We also used the section names to add a status and our own initial next to it. For this we used the StatusUp plugin for Figma, as it allowed us to update the statuses on the section names easily, and it also ran a report where we could see the status of each section.

With this method we could always be aware of where we were in the project, and share it with other teams.

Accessibility & Design Principles

Accessibility was core to Nova’s principles. All pages, components, and interactions needed to be accessible and very clear, in particular within the healthcare industry.

All components were designed to meet WCAG AA and AAA compliance standards to ensure usability for a wide range of users - a necessity in healthcare settings where clarity and accessibility are critical.

Beyond technical compliance, we also established interaction rules, such as “only one primary button per page”, to promote clarity and reduce cognitive load.

Initial documentation lived in Storybook for developer reference, but as adoption grew, we transitioned authoritative documentation into Figma so that designers and engineers could access guidance directly within the design workflow.
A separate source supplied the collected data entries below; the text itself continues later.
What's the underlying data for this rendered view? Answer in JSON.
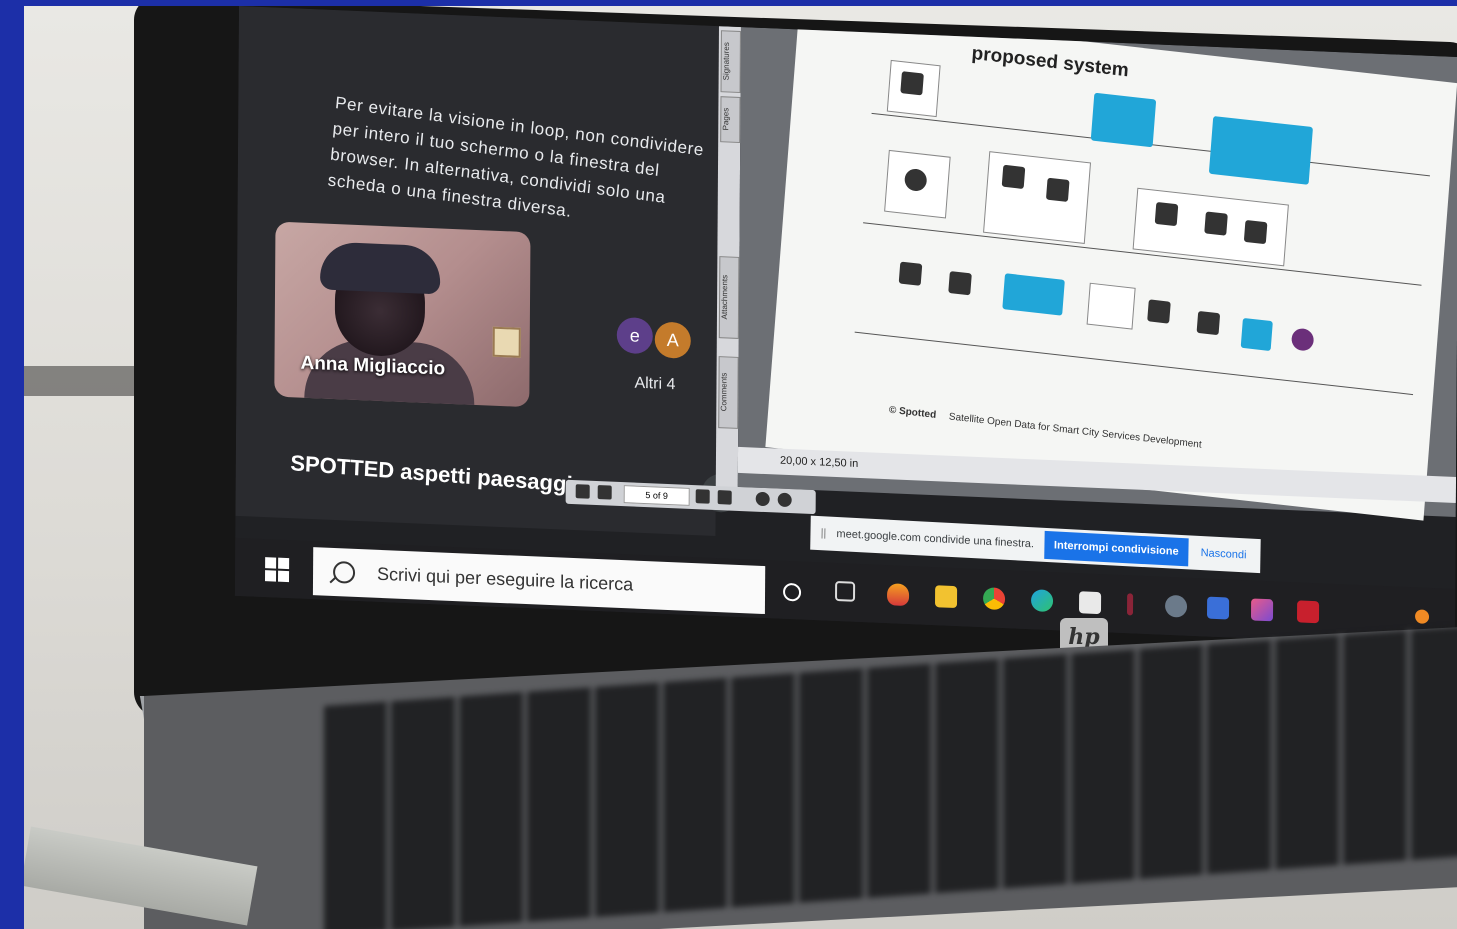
{
  "meet": {
    "notice": "Per evitare la visione in loop, non condividere per intero il tuo schermo o la finestra del browser. In alternativa, condividi solo una scheda o una finestra diversa.",
    "participant_name": "Anna Migliaccio",
    "avatars": [
      "e",
      "A"
    ],
    "others_label": "Altri 4",
    "meeting_title": "SPOTTED aspetti paesaggio"
  },
  "pdf_viewer": {
    "side_tabs": [
      "Signatures",
      "Pages",
      "Attachments",
      "Comments"
    ],
    "slide_title": "proposed system",
    "slide_footer_brand": "© Spotted",
    "slide_footer_text": "Satellite Open Data for Smart City Services Development",
    "page_size": "20,00 x 12,50 in",
    "page_indicator": "5 of 9"
  },
  "share_banner": {
    "text": "meet.google.com condivide una finestra.",
    "stop_button": "Interrompi condivisione",
    "hide_button": "Nascondi"
  },
  "taskbar": {
    "search_placeholder": "Scrivi qui per eseguire la ricerca"
  },
  "colors": {
    "page_background": "#1c2fa8",
    "meet_panel": "#2a2b2f",
    "share_stop": "#1a73e8",
    "diagram_accent": "#21a6d8"
  }
}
Component Architecture & Variables

Nova’s components are built on a foundation of organised variables and tokens:

  • Primitive variables: Core values (colours, typography, spacing)
  • Semantic variables: Logical tokens (e.g., color‑action‑default) that reference primitives
  • Mode support: Includes light and dark themes for flexible visual application

Instead of a strict atomic hierarchy, we created configurable components that adapt to multiple contexts. Where components became too complex, we broke them into smaller, composable parts - balancing flexibility with usability.
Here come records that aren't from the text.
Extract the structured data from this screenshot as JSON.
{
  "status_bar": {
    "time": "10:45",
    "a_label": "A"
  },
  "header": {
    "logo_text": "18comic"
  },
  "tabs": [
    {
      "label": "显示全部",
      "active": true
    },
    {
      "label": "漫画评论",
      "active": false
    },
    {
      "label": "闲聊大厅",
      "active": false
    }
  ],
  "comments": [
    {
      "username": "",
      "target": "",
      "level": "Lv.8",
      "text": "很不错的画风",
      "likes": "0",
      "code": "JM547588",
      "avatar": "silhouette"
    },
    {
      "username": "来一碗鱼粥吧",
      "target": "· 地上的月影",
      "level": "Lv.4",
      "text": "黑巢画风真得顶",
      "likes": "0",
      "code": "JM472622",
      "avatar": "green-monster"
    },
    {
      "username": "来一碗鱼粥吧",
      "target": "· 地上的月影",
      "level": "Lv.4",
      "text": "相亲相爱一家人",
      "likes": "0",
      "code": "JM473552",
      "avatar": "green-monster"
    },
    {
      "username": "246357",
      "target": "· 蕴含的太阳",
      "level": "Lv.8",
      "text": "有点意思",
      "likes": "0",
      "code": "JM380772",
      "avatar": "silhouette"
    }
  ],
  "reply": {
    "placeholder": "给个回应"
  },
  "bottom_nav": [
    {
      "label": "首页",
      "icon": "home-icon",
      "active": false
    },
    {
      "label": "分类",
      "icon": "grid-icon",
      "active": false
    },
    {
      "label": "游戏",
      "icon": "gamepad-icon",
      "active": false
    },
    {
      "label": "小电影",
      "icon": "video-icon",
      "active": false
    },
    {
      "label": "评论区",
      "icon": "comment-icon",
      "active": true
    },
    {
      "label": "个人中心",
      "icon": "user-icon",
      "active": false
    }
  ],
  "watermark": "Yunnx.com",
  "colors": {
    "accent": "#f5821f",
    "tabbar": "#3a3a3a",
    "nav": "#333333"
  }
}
We published Nova as a Figma library, enabling teams to reuse components and benefit from shared updates.


Visuals to include

Implementation & Collaboration

A pivotal part of Nova’s success came from continuous collaboration with developers and product managers. Rather than treating design and implementation as sequential handoffs, we worked in frequent iterative syncs with engineers. During these sessions, developers would share implementation progress, offer feedback, and highlight technical constraints - which helped refine components in real time and avoid late‑stage rework.
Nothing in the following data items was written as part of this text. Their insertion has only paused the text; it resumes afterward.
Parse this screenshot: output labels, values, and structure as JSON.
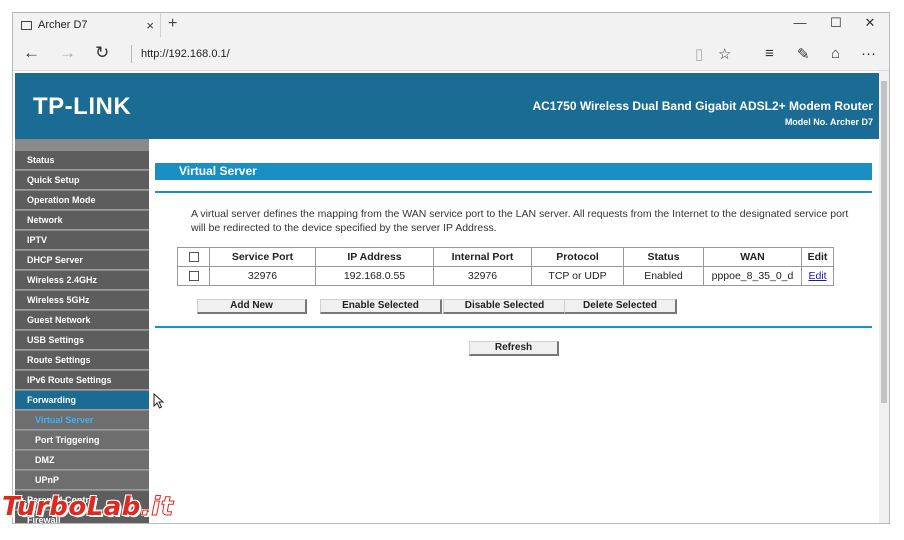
{
  "browser": {
    "tab_title": "Archer D7",
    "tab_close": "×",
    "new_tab": "+",
    "window_controls": {
      "minimize": "—",
      "maximize": "☐",
      "close": "✕"
    },
    "nav": {
      "back": "←",
      "forward": "→",
      "refresh": "↻"
    },
    "url": "http://192.168.0.1/",
    "toolbar_icons": [
      "reading-view-icon",
      "favorites-star-icon",
      "hub-icon",
      "web-note-icon",
      "share-icon",
      "more-icon"
    ],
    "toolbar_glyphs": {
      "reading": "▯",
      "star": "☆",
      "hub": "≡",
      "note": "✎",
      "share": "⌂",
      "more": "···"
    }
  },
  "header": {
    "logo": "TP-LINK",
    "title": "AC1750 Wireless Dual Band Gigabit ADSL2+ Modem Router",
    "model": "Model No. Archer D7"
  },
  "sidebar": {
    "items": [
      {
        "label": "Status"
      },
      {
        "label": "Quick Setup"
      },
      {
        "label": "Operation Mode"
      },
      {
        "label": "Network"
      },
      {
        "label": "IPTV"
      },
      {
        "label": "DHCP Server"
      },
      {
        "label": "Wireless 2.4GHz"
      },
      {
        "label": "Wireless 5GHz"
      },
      {
        "label": "Guest Network"
      },
      {
        "label": "USB Settings"
      },
      {
        "label": "Route Settings"
      },
      {
        "label": "IPv6 Route Settings"
      },
      {
        "label": "Forwarding"
      },
      {
        "label": "Virtual Server"
      },
      {
        "label": "Port Triggering"
      },
      {
        "label": "DMZ"
      },
      {
        "label": "UPnP"
      },
      {
        "label": "Parental Control"
      },
      {
        "label": "Firewall"
      }
    ]
  },
  "main": {
    "section_title": "Virtual Server",
    "description": "A virtual server defines the mapping from the WAN service port to the LAN server. All requests from the Internet to the designated service port will be redirected to the device specified by the server IP Address.",
    "table": {
      "headers": [
        "Service Port",
        "IP Address",
        "Internal Port",
        "Protocol",
        "Status",
        "WAN",
        "Edit"
      ],
      "rows": [
        {
          "service_port": "32976",
          "ip": "192.168.0.55",
          "internal_port": "32976",
          "protocol": "TCP or UDP",
          "status": "Enabled",
          "wan": "pppoe_8_35_0_d",
          "edit": "Edit"
        }
      ]
    },
    "buttons": {
      "add_new": "Add New",
      "enable_selected": "Enable Selected",
      "disable_selected": "Disable Selected",
      "delete_selected": "Delete Selected",
      "refresh": "Refresh"
    }
  },
  "watermark": {
    "text": "TurboLab",
    "suffix": ".it"
  },
  "colors": {
    "brand_blue": "#1a6c95",
    "section_blue": "#1a8fc4",
    "menu_grey": "#5d5d5d",
    "active_link": "#3bb3ff",
    "watermark_red": "#e0281e"
  }
}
These iterative cycles ensured Nova’s components were not only designed well but also built well, aligning design intent with engineering realities and delivery deadlines.

Impact & Adoption

Nova delivered tangible benefits:

  • Consistency: A unified UI language reduced visual and behavioural discrepancies.
  • Speed: Teams could reuse components, decreasing design and development time.
  • Collaboration: Shared documentation and variables improved cross‑functional alignment.
  • Accessibility confidence: Embedded standards ensured accessible experiences by default.

Teams reported faster iteration cycles and fewer alignment issues when adopting Nova - translating into improved product quality and team efficiency.

Key Learnings & Next Steps

Building Nova reinforced that successful design systems are:

  • Grounded in real patterns and usage
  • Built with close collaboration across disciplines
  • Supported by integrated documentation that lives where teams work

Looking ahead, we plan to expand Nova’s library and improve onboarding materials to help new teams adopt the system even more seamlessly.